The fire personnel set up the apparatus by extending the stabilizers, elevating and rotating the platform 90 degrees off the right side of the apparatus, and connecting the hose to a water supply. One of fire captains and one of the firefighters were in the bucket of the aerial platform during the event.

Students left the area after they were doused by the fog nozzle and the challenge was completed. The fire personnel began preparing to get the platform back into service. The fire personnel in the bucket raised it too high, however, and the captain came in direct contact with a 69kV power line, causing a large arc. The firefighter then came into contact with the power line, causing a second arc, and the captain came in contact a second time, causing a third arc.

The captain stationed on the ground was on the apparatus when contact was made and was able to jump free and was not injured. The firefighter on the ground was pulling the safety pin on the front driver’s side stabilizer when he felt pain in his legs and back and was forced back away from the apparatus. He radioed dispatch for help and asked to have the electricity shut off. Once the electricity was shut off, he lowered the bucket.

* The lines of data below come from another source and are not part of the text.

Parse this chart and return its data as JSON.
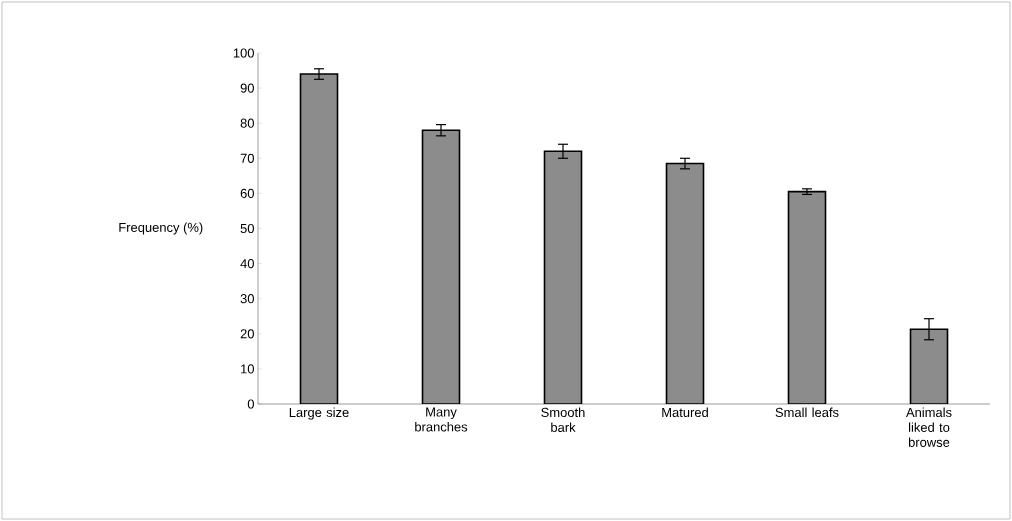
{
  "chart_data": {
    "type": "bar",
    "ylabel": "Frequency (%)",
    "categories": [
      "Large size",
      "Many branches",
      "Smooth bark",
      "Matured",
      "Small leafs",
      "Animals liked to browse"
    ],
    "values": [
      94,
      78,
      72,
      68.5,
      60.5,
      21.3
    ],
    "errors": [
      1.5,
      1.6,
      2,
      1.5,
      0.8,
      3
    ],
    "color": "#8c8c8c",
    "ylim": [
      0,
      100
    ],
    "yticks": [
      0,
      10,
      20,
      30,
      40,
      50,
      60,
      70,
      80,
      90,
      100
    ],
    "grid": false
  }
}
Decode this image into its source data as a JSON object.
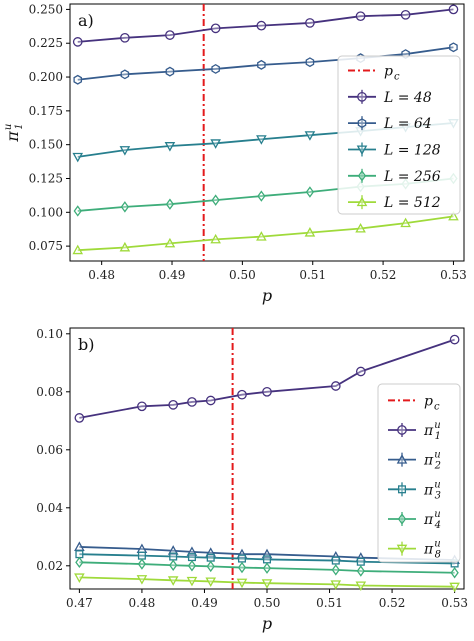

Additional help arrived and the fire captain and firefighter who were on the ground as well as the firefighter in the bucket were sent to a hospital. The captain and firefighter that were on the ground were held for observation and later released. The firefighter who was in the bucket sustained moderate to severe burns and remained in the hospital for nearly one month. The captain who was in the bucket was airlifted to a level-1 trauma center due to the severity of his injuries. He sustained full-thickness burn injuries to more than half of his body. He died 31 days later, after undergoing numerous skin grafts, being placed on dialysis due to a decrease in his kidney function, multiple organ failures, and severe sepsis.

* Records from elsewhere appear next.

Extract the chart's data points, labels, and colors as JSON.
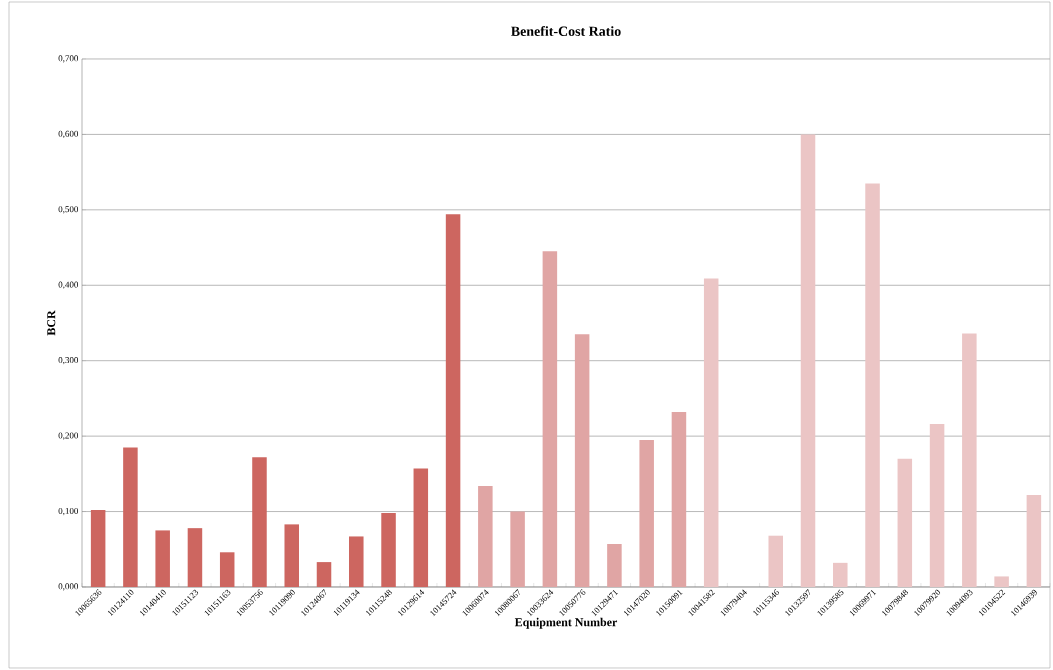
{
  "chart_data": {
    "type": "bar",
    "title": "Benefit-Cost Ratio",
    "xlabel": "Equipment Number",
    "ylabel": "BCR",
    "categories": [
      "10065636",
      "10124110",
      "10140410",
      "10151123",
      "10151163",
      "10053756",
      "10119090",
      "10124067",
      "10119134",
      "10115248",
      "10129614",
      "10145724",
      "10060074",
      "10080067",
      "10033624",
      "10050776",
      "10129471",
      "10147020",
      "10150091",
      "10041582",
      "10079404",
      "10115346",
      "10132597",
      "10139585",
      "10069971",
      "10079848",
      "10079920",
      "10094093",
      "10104522",
      "10146939"
    ],
    "values": [
      0.102,
      0.185,
      0.075,
      0.078,
      0.046,
      0.172,
      0.083,
      0.033,
      0.067,
      0.098,
      0.157,
      0.494,
      0.134,
      0.1,
      0.445,
      0.335,
      0.057,
      0.195,
      0.232,
      0.409,
      0,
      0.068,
      0.6,
      0.032,
      0.535,
      0.17,
      0.216,
      0.336,
      0.014,
      0.122
    ],
    "colors": [
      "#cd6660",
      "#cd6660",
      "#cd6660",
      "#cd6660",
      "#cd6660",
      "#cd6660",
      "#cd6660",
      "#cd6660",
      "#cd6660",
      "#cd6660",
      "#cd6660",
      "#cd6660",
      "#e0a5a4",
      "#e0a5a4",
      "#e0a5a4",
      "#e0a5a4",
      "#e0a5a4",
      "#e0a5a4",
      "#e0a5a4",
      "#ebc5c5",
      "#ebc5c5",
      "#ebc5c5",
      "#ebc5c5",
      "#ebc5c5",
      "#ebc5c5",
      "#ebc5c5",
      "#ebc5c5",
      "#ebc5c5",
      "#ebc5c5",
      "#ebc5c5"
    ],
    "ylim": [
      0,
      0.7
    ],
    "yticks": [
      {
        "value": 0,
        "label": "0,000"
      },
      {
        "value": 0.1,
        "label": "0,100"
      },
      {
        "value": 0.2,
        "label": "0,200"
      },
      {
        "value": 0.3,
        "label": "0,300"
      },
      {
        "value": 0.4,
        "label": "0,400"
      },
      {
        "value": 0.5,
        "label": "0,500"
      },
      {
        "value": 0.6,
        "label": "0,600"
      },
      {
        "value": 0.7,
        "label": "0,700"
      }
    ],
    "grid": "y"
  }
}
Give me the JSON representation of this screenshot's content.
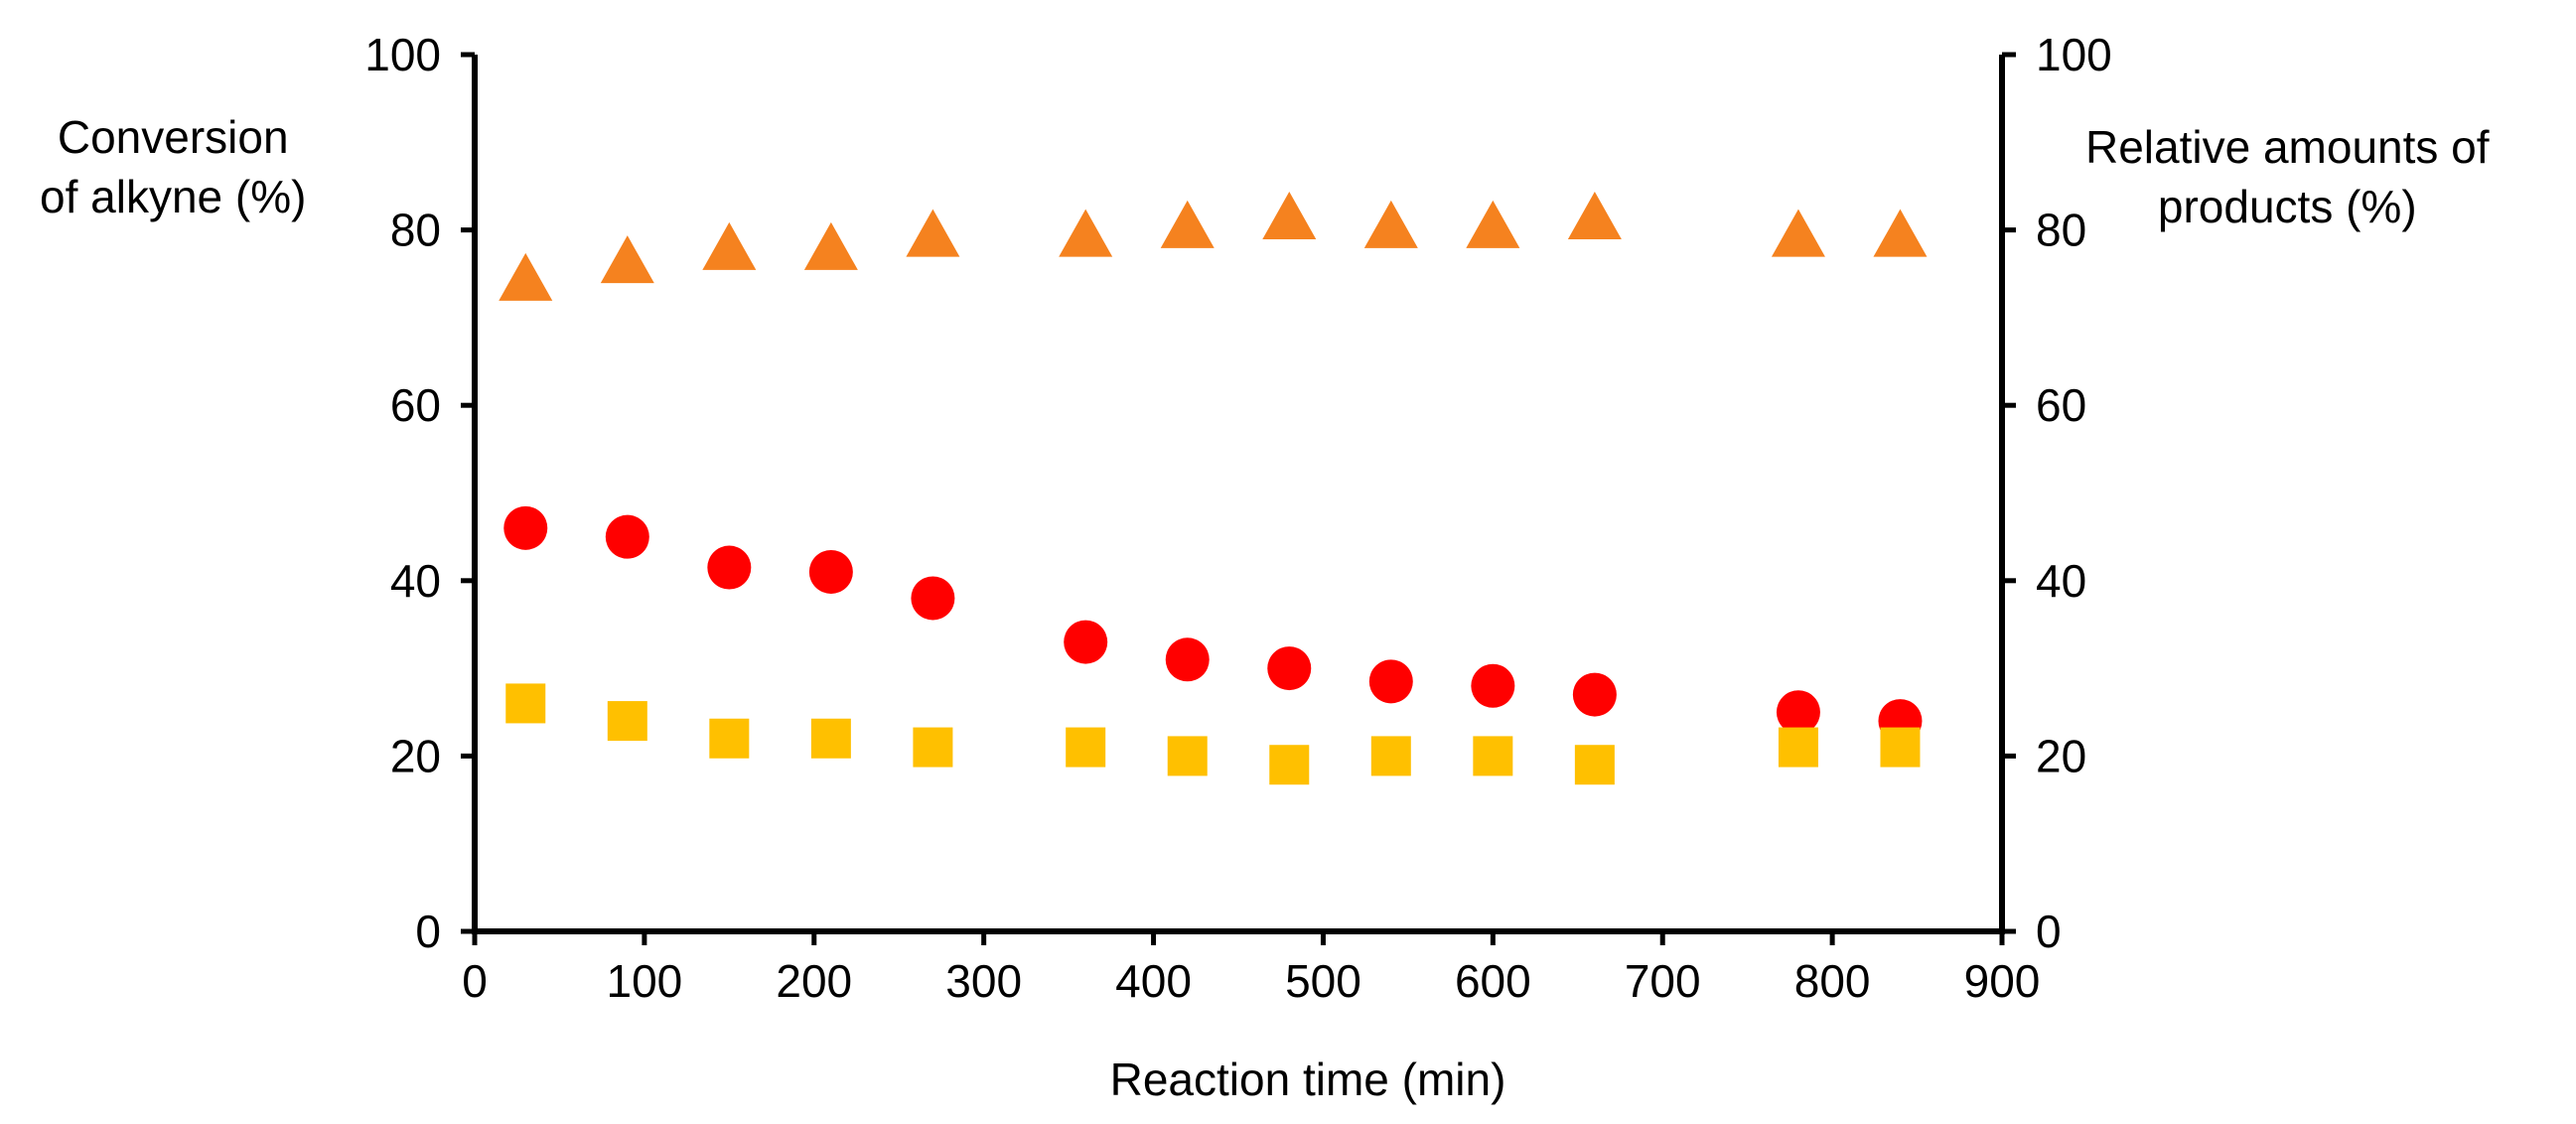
{
  "chart_data": {
    "type": "scatter",
    "title": "",
    "xlabel": "Reaction time (min)",
    "ylabel_left": [
      "Conversion",
      "of alkyne (%)"
    ],
    "ylabel_right": [
      "Relative amounts of",
      "products (%)"
    ],
    "xlim": [
      0,
      900
    ],
    "ylim": [
      0,
      100
    ],
    "x_ticks": [
      "0",
      "100",
      "200",
      "300",
      "400",
      "500",
      "600",
      "700",
      "800",
      "900"
    ],
    "y_ticks": [
      "0",
      "20",
      "40",
      "60",
      "80",
      "100"
    ],
    "grid": false,
    "legend": "none",
    "x": [
      30,
      90,
      150,
      210,
      270,
      360,
      420,
      480,
      540,
      600,
      660,
      780,
      840
    ],
    "series": [
      {
        "name": "triangle",
        "marker": "triangle",
        "color": "#F5821F",
        "axis": "right",
        "values": [
          74,
          76,
          77.5,
          77.5,
          79,
          79,
          80,
          81,
          80,
          80,
          81,
          79,
          79
        ]
      },
      {
        "name": "circle",
        "marker": "circle",
        "color": "#FF0000",
        "axis": "left",
        "values": [
          46,
          45,
          41.5,
          41,
          38,
          33,
          31,
          30,
          28.5,
          28,
          27,
          25,
          24
        ]
      },
      {
        "name": "square",
        "marker": "square",
        "color": "#FFC000",
        "axis": "right",
        "values": [
          26,
          24,
          22,
          22,
          21,
          21,
          20,
          19,
          20,
          20,
          19,
          21,
          21
        ]
      }
    ]
  }
}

On October 24, a 39-year-old fire captain with 13 years of service was detailed to an out-of-state hazardous-material training exercise. He was late for class and an instructor went to his hotel to check on him. At the hotel, the instructor learned that the captain wasn’t feeling well. The fire captain was transported to the hospital where his condition worsened. On October 27, the fire captain died as a result of influenza.